Dudağımın kenarı kıvrıldı. Ama saniyesinde silip ciddiyete büründüm. Bir ağacın kenarına gelip yakın bir dala tutunup kendimi yukarı çektim. Biraz da ağaçta oturmaktan zarar gelmezdi. Aynı şekilde başka bir dala geçtim ve kuruldum.
Aaron'ı da rahatlıkla görüyordum ve çok da yüksek değildi. O ise oturmak yerine bir ağaca yaslanıp hançerini incelemeye başladı. " O hançerden iki tane var sanırım. Birini bana vermiştin." Konuşmam ile kafasını kaldırıp bana baktı. Gözlerinde anlamadığım bir ifade geçti.

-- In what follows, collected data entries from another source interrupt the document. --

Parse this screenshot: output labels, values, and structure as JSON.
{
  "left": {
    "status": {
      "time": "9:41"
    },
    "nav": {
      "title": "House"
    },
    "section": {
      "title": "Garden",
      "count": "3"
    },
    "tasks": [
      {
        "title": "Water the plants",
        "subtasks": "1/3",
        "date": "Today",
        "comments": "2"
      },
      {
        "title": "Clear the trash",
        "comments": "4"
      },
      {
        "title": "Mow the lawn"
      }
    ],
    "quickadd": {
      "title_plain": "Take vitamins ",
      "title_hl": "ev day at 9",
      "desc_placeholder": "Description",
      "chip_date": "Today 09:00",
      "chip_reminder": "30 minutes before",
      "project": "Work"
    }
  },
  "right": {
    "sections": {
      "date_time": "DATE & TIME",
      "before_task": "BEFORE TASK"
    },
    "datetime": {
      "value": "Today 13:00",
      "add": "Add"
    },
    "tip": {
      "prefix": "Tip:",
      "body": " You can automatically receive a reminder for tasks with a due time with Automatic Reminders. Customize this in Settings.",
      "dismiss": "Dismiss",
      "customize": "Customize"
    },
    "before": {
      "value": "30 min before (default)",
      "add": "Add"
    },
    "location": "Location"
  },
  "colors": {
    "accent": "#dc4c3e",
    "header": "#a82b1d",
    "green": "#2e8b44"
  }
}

" Hayır sendeki sana yapılmış özel bir hançer." Söylediklerini anlamam bir süreyi almıştı. Elim yavaşça bacağımdaki kılıfa gitti. Kılıfı açıp içindeki hançeri çıkarıp inceledim. Keskin hançerin değişik bir şekli vardı. Kabzasında kırmızı renkte küçük taşlar vardı. Hançeri diğer tarafa çevirip sağ kenarındaki 'S.A.' yazısına baktım.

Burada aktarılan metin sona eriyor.